Political Science Professor Candice Ortbals, who has studied women’s involvement with terrorist groups, said women have the same presence in violent politics as they do in nonviolent politics.
“That usually surprises people because I think people have the notion that maybe men are more violent than them and wouldn’t have the same reasons to be violent,” Ortbals said.
From the perspective of Islamic terrorist groups, Ortbals said women are not playing traditional roles. They have had a significant impact on recruitment for the Islamic State group and fundraising for al-Qaida.
“Women who previously might’ve felt like they were more restricted to the private sphere and couldn’t be in public activities related to terrorism can do a lot of things with the terrorist group,” Ortbals said.
In Southeast Asia, Ortbals said family connections were crucial in politics and thus made women qualified leaders. In Latin America, the concept of ‘madres’ as nurturing gave women the credibility to take care of countries in political power.
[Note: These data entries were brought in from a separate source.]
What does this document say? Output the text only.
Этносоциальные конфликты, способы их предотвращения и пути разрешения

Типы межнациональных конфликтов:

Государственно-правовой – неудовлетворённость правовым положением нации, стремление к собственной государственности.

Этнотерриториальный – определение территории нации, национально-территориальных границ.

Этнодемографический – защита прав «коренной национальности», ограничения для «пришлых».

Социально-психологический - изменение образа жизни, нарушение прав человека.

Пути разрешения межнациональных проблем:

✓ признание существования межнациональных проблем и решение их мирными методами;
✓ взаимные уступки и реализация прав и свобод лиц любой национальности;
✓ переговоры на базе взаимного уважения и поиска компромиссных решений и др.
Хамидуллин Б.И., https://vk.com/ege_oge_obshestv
“Women in the public eye have to balance their public persona with also their private identity, and they’re going to be judged for whether they have the public leadership skills and also going to be judged on their femininity,” Ortbals said.
It is important to have both male and female perspectives in decision-making rooms without tokenizing women. When women are underrepresented, they will take on the behaviors and priorities of men, Rizkallah said regarding diplomacy. Diverse points of view come from women being comfortable to be themselves, which comes from having more women in the room.
Cultural roles and ties
Junior psychology major Samirah Alam’s family is from Bangladesh, where women are taught to be sensitive and humble because of their expected role as mothers.
“When I think about my culture and my religion, all I can think about is all the restrictions I get as a woman,” Alam said. “But the nurturing side is what I really like — to be soft-minded and soft-spoken and to be peaceful — because those are the characteristics of women. But I feel like that should be characteristics of everyone.”
Alam’s grandmother was married off at 8 years old. Her mom got married later, at 28. Alam’s mother did not have her own career and became dependent on her husband. She was a woman, and she was expected to be a wife.
“She wanted to fulfill some of her dreams through me because I feel like she did really want to have a career and make a name for herself,” Alam said.
Alam said she has struggled to honor her religion when it conflicts with her own values. She was taught to wear modest clothing rather than show off to men, but she wants to wear something for herself.
“I still think I’m a good person, but I feel like Islam ties how you dress to your character, and I just don’t really believe in that,” Alam said.
Some view the wearing of the hijab and veiling of Muslim women as oppressive, causing controversy. Rizkallah said choosing the veil can empower women to make a decision for themselves and prevent their appearance from determining their worth.
“Political representation, economic opportunities, legal and illegal equality gets obscured when we just focus on this piece of cloth and that it makes women from the region distinctive or that it marks them in some way,” Rizkallah said. “I would just encourage people to look past that.”